ERBB2 (HER-2/neu) amplification and/or overexpression are associated with poor prognosis in node-positive
breast carcinoma. Its prognostic value in node-negative cases and its predictive value for response to
chemotherapy remain controversial. This may be related to the use of molecular methods, which are sensitive to dilution of
tumor material by normal cells, or the use of nonstandardized immunohistochemistry (IHC) procedures, for the determination of the ERBB2 gene status. In addition, new therapeutic approaches that target the cells overexpressing ERBB2 are under development. These perspectives necessitate a reliable evaluation of the status of ERBB2 in individual
tumors before the application of specific therapeutic strategies. Fluorescent in situ hybridization (FISH) and IHC allow the evaluation of the ERBB2 status specifically in
tumor cells on archival material.

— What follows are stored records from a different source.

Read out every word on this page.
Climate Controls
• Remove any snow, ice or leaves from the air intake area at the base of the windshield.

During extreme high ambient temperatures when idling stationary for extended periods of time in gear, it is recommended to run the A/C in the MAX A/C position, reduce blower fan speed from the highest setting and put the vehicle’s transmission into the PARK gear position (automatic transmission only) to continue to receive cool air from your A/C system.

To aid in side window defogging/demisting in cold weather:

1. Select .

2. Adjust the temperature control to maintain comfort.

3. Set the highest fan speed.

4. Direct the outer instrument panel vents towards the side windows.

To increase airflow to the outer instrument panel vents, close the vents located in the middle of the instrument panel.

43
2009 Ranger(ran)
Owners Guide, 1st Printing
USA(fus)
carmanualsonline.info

We have analyzed a series of 100 invasive ductal
breast carcinomas without lymph node invasion both by IHC, using the CB11
monoclonal antibody and a sensitive Auidin
Biotin Complex (ABC) immunodetection system, and by FISH, using the Oncor Inform HER-21neu (ERBB2) gene amplification detection system as reference technique. Complete concordance between the results of FISH and IHC was seen in 98% of the cases. ERBB2 amplification (more than four signals per nucleus) was observed in 12 of the 100 cases, and all but one showed an overexpression of the
protein (membrane staining) by IHC. Conversely, ERBB2 expression was present in one case without gene amplification. In conclusion, ERBB2 overexpression detected by IHC is highly correlated to gene amplification detected by FISH. Thus, under standardized conditions, IHC is a reliable and economical test to assess the ERBB2 status in
tumors. The use of FISH could be limited to the verification of the status of
tumors displaying a weak membrane immunostaining.